Father and son did not wait around for the Lurline's actual departure, avoiding the hoopla of whistle blasts and a brassy "Aloha Oe," hoping to beat the crowd. They had parked three blocks away, noting more police in evidence than usual-further sabotage fear? — and Fort and Bishop streets were jammed with traffic; it was getting as bad as back home in California, Hully thought.
Pop drove, as usual-he loved to drive-and they both tossed their Panamas on the floor in the backseat, as otherwise the wind would have whisked the hats away; the top was down on the sporty white '37 Pierce Arrow, a twelve-cylinder with chrome wheel covers. They were heading Waikiki way along the Ala Moana (Sea Road), and traffic had let up some.
As they glided by the United States Army Transport docks, across from which was the Hawaiian General Depot and the Air Depot, Hully asked, "What exactly does Colonel Teske do?"

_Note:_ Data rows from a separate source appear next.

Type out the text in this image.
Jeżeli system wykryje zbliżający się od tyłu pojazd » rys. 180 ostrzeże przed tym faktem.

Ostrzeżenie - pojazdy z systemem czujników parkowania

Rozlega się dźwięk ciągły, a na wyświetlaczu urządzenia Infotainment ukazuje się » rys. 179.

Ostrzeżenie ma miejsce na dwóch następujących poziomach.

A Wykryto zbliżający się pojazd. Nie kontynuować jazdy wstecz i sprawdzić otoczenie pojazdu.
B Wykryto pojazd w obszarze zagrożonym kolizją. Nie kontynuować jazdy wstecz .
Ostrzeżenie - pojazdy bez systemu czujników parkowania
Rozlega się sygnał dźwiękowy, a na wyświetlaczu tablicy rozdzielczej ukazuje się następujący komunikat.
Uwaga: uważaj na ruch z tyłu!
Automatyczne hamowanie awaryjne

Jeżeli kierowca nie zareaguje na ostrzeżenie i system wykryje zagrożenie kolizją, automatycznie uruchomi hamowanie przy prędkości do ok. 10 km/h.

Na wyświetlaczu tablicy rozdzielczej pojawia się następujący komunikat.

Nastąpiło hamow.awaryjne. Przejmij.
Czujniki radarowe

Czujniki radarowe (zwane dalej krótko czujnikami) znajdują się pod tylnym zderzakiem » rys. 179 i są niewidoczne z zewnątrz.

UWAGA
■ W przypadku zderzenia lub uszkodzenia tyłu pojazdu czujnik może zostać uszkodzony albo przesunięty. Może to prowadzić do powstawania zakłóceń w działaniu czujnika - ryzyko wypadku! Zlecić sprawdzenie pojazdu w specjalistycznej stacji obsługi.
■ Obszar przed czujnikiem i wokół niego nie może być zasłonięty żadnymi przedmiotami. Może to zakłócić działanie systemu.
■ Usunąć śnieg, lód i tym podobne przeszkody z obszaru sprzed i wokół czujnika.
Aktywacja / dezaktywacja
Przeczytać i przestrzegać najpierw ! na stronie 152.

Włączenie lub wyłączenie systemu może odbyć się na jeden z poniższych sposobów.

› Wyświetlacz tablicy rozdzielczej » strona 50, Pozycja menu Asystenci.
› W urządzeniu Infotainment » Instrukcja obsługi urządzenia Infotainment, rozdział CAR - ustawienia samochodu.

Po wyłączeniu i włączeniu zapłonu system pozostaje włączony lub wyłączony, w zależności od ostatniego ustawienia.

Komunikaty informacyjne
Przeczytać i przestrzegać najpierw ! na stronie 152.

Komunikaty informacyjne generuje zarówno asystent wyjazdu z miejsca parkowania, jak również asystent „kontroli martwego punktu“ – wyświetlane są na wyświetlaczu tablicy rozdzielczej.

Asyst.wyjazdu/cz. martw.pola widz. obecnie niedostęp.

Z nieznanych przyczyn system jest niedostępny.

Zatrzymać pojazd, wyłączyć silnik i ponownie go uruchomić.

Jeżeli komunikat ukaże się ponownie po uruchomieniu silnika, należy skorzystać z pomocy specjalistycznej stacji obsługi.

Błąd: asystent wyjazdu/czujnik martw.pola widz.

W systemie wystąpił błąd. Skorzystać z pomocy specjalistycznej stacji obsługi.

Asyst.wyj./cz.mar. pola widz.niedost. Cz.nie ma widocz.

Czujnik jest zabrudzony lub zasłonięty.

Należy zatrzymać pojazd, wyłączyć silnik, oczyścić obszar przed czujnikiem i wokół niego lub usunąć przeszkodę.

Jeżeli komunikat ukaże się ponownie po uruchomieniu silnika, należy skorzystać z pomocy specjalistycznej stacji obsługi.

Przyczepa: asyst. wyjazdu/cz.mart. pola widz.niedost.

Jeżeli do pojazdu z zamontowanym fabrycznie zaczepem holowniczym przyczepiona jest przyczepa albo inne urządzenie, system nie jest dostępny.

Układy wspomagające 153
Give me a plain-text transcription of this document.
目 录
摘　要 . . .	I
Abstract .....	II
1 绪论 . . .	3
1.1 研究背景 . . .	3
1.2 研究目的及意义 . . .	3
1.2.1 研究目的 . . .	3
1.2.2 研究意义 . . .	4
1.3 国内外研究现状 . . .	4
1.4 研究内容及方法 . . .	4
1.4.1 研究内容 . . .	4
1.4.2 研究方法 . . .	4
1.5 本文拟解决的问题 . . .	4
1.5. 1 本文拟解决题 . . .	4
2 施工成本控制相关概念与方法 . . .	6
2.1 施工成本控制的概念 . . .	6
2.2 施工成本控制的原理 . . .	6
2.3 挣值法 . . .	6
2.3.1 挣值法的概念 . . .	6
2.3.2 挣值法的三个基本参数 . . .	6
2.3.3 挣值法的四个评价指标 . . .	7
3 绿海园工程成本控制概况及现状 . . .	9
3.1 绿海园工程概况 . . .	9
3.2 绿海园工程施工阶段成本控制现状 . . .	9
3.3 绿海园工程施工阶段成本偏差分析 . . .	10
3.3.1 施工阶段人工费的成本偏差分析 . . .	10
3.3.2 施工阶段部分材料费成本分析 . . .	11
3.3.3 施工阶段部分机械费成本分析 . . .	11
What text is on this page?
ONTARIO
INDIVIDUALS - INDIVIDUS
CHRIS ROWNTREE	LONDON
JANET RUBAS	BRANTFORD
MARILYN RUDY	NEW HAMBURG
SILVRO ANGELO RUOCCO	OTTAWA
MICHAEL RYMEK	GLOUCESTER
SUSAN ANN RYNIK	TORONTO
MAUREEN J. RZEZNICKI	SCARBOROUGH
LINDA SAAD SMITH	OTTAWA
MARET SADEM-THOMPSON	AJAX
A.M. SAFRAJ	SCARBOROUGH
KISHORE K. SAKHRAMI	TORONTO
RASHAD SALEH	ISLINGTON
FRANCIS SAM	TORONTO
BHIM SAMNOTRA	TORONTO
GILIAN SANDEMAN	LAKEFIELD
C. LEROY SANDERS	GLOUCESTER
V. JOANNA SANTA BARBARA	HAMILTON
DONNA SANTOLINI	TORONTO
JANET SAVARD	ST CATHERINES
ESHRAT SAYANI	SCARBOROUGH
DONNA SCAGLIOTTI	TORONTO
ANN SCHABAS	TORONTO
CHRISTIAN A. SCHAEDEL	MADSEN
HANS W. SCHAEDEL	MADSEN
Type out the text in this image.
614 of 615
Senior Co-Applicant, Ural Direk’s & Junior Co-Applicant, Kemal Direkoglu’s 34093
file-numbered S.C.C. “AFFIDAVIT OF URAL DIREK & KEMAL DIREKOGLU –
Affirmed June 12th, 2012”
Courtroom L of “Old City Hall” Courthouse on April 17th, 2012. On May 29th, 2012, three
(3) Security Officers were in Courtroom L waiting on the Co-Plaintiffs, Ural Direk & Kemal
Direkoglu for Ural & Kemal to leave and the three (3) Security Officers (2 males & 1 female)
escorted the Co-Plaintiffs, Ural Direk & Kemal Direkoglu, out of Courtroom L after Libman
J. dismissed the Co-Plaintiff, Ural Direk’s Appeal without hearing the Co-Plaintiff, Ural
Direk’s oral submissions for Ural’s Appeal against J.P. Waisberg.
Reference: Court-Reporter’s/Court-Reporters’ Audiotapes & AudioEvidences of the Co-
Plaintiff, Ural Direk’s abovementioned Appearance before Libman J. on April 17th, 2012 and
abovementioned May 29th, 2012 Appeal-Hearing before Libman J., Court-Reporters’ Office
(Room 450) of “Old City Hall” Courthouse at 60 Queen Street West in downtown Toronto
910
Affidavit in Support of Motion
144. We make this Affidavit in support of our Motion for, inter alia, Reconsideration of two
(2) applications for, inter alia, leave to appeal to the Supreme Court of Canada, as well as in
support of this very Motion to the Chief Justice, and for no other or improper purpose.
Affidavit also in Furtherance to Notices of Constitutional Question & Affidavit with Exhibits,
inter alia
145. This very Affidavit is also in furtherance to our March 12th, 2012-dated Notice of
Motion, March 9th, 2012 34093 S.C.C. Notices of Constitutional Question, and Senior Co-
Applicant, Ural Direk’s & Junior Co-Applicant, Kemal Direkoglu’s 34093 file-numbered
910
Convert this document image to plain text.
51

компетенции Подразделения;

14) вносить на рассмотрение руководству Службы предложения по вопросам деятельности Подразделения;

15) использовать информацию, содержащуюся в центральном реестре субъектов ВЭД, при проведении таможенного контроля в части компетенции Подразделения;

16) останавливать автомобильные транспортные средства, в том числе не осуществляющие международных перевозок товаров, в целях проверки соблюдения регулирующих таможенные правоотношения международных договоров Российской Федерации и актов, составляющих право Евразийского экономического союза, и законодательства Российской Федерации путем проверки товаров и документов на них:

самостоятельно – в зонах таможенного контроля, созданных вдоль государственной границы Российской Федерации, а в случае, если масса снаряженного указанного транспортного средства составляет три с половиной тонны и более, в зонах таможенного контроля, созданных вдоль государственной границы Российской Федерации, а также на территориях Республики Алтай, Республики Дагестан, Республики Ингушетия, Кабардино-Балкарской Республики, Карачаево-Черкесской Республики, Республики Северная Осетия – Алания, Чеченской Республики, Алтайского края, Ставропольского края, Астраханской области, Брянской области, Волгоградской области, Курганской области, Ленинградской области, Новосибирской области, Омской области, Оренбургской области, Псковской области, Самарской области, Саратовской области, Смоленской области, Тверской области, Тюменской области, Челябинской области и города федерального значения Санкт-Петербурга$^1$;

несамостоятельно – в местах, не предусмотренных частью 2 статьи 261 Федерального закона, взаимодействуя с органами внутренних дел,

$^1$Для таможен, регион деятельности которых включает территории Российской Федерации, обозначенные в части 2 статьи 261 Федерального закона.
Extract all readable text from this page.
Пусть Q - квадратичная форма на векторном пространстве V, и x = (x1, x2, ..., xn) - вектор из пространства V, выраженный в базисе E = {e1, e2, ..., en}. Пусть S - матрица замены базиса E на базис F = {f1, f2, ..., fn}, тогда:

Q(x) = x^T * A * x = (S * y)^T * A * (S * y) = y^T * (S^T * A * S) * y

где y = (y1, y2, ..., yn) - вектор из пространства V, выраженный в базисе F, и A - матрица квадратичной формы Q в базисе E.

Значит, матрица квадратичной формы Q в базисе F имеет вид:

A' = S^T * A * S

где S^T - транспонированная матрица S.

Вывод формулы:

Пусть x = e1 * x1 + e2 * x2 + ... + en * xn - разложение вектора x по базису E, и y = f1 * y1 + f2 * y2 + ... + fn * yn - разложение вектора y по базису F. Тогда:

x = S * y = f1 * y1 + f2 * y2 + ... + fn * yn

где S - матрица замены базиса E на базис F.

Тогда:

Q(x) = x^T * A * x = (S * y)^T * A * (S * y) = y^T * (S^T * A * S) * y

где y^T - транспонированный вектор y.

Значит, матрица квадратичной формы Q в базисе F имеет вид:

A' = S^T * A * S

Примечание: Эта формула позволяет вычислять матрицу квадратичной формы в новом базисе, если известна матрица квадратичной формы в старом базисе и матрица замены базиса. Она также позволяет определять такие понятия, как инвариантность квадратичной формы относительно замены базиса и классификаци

His blacksmith's hands gripping the steering wheel, O. B. glanced over at his son, blue eyes hard. "Besides talk a lot of pessimistic baloney? He's with the Army Signal Corps. Commander of the Army's aircraft warning system in Hawaii."
Hully had not been privy to the conversations between Teske and his father, but he knew the colonel had arrived only about a month ago, and was a recent addition to the roster of his pop's military pals.